Mischief and Cody dogs were so happy on the way home, their quivering noses raised in appreciation of our load behind them! Lest it seem strange that I travel everywhere with a couple of dogs on the back seat, firstly it is common in this rural area to drive through town with a heap of hounds in the vehicle. Second, didn't you know that Henry Ford actually developed his popular car for dogs? The dogs know it if people don't. And thirdly, no-one will steal my car or part thereof when it has a couple of hairies leaning out of the window. Apart from many years ago when my beloved Tzar-dog tried to fang someone who opened the driver's door (don't know if he succeeded as the opener scarpered, leaving the door open) no-one has ever bothered my car. If they went to Mischief's side they would be licked to death, while I am not sure about Cody. Certainly no cat or dog could come within 500 metres without threat of disembowelment - don't know how humans would fare. Finally, Mischief cannot be left behind - again, more on that hereafter.

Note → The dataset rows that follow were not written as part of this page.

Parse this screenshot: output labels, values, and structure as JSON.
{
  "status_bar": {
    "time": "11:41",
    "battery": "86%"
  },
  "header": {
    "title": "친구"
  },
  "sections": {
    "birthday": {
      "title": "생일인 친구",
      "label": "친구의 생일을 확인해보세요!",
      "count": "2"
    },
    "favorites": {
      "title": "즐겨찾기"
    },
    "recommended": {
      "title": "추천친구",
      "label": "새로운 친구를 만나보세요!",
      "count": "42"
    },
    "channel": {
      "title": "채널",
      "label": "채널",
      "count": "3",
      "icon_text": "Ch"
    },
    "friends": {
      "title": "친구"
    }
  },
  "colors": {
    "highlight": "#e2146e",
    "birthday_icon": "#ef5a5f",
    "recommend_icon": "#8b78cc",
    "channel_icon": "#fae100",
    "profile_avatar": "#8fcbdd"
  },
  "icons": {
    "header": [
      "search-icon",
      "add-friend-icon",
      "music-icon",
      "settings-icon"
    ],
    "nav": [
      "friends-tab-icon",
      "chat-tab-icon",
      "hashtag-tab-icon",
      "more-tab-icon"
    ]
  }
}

Mischief looking her fiercest at Xmas (pic by Duncan)
Anyway, we arrived home to the usual rapturous welcome (who on earth wouldn't want to be loved this much?) and I had to lug the groceries up to the house. The garage is outside the yard, so I use the wheelbarrow to ferry loads to the bottom of the house stairs. I have to split the boxes of bones between a lot of bags so I can carry them up, as the boxes are too heavy and are in the habit of collapsing halfway (imagine the scene of frantic human scooping up bones while hopeful dogs stand very close, sniffing and salivating!). It was horribly humid, so I felt some satisfaction by the time I had everything offloaded and stowed in freezers,etc.
Then it was catch-up time with walking dogs, yarding goats...and I didn't do my blog last night, ugh. Sorry!